Ma chi sono davvero io?
“Chi sono?”: questa domanda forse pochi se la sono posta in questi termini, così formale. Sicuramente, però, tutti l’agiamo, nel senso che chi sono, cioè la mia identità viene per forza agita, cioè “la butto fuori” attraverso i miei comportamenti, i miei atteggiamenti, le mie parole. La nostra identità è legata al sentirci appartenenti a una data famiglia, a una data nazione, a un dato ruolo professionale e sociale, al nostro eventuale credo religioso, ai nostri valori, ai nostri vissuti, ai nostri ricordi, etc.
Tutto questo lo portiamo “al di fuori” di noi stessi: noi siamo ciò che abbiamo dentro e che esplicitiamo, rendiamo visibile. Ognuno di noi è, generalmente, molto attaccato alla propria identità: la difende a spada tratta, perché è difendere se stessi, è confermare ciò che siamo. La nostra identità ci differenzia da qualsiasi altra persona e quindi ci individua: sono io anche perché ci sono altri tu dai quali mi differenzio. Anche per questo è così importante che un adolescente entri in conflitto con i genitori: ha bisogno di differenziarsi da essi, di costruire cioè una propria identità che, per definizione, non può essere la copia di quella dei suoi genitori. Differenziandoci, ci si identifica. A un livello più macroscopico, a volte succede che certi gruppi sociali sentano il bisogno perfino di entrare in conflitto con altri, perché così facendo rinforzano il loro senso di appartenenza, la loro identità. Attaccare l’altro ha in questo caso il significato di difendere, ma soprattutto rafforzare la propria identità: io sono in quanto mi differenzio da te. E più io credo che tu sia brutto e cattivo, più credo anche che io sia bello e buono.
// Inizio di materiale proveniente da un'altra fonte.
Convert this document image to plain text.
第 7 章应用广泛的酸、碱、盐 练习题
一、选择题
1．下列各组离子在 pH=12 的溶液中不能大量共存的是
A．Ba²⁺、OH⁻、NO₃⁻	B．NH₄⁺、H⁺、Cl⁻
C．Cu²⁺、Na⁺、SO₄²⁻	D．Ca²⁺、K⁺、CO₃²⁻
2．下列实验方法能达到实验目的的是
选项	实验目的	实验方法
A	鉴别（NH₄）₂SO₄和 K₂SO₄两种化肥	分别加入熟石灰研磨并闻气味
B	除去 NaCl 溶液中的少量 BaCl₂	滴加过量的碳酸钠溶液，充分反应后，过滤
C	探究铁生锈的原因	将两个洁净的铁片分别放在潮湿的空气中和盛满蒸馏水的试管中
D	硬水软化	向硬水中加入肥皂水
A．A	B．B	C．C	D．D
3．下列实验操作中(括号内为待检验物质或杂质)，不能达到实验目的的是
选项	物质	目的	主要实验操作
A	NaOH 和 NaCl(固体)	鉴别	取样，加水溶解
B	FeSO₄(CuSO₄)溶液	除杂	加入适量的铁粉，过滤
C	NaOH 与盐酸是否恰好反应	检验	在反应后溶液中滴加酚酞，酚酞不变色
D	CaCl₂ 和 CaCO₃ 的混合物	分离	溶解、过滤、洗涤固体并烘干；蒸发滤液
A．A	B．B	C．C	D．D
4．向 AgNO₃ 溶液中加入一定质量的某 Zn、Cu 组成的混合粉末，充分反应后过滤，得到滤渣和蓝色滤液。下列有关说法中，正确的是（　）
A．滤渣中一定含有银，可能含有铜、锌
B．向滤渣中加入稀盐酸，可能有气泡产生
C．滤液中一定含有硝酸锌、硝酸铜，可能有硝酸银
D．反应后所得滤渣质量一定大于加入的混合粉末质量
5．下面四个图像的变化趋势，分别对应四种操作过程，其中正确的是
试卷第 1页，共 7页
Denigrare l’altro ha allora come conseguenza innalzare me stesso, proprio in quanto mi ritengo molto diverso da te.
La propria identità viene spesso percepita come un blocco monolitico, qualcosa di cristallizzato, rigido, determinato e fisso. Io, cioè, sono questo, tengo a questo, appartengo a questo… Ma sarebbe bello e utile anche pensare che io posso essere anche “qualcun altro”, che posso cioè sperimentarmi diversamente, mettermi in gioco ed aggiungere o sostituire alcune “parti” di me. Potrei cioè pensare di poter dare altre forme alla mia identità, senza per questo aver paura di perderla: potrei invece arricchirla. Dovrei osare fare esperienza, mettermi in gioco, conoscere altro, aprirmi al nuovo, allo sconosciuto (in tutti i sensi), rendermi, insomma, permeabile. E’ difficile che ciò che è altro da me possa danneggiarmi: potrò tutt’al più rimanere come sono, ma molto più probabilmente, arricchirei invece la mia identità.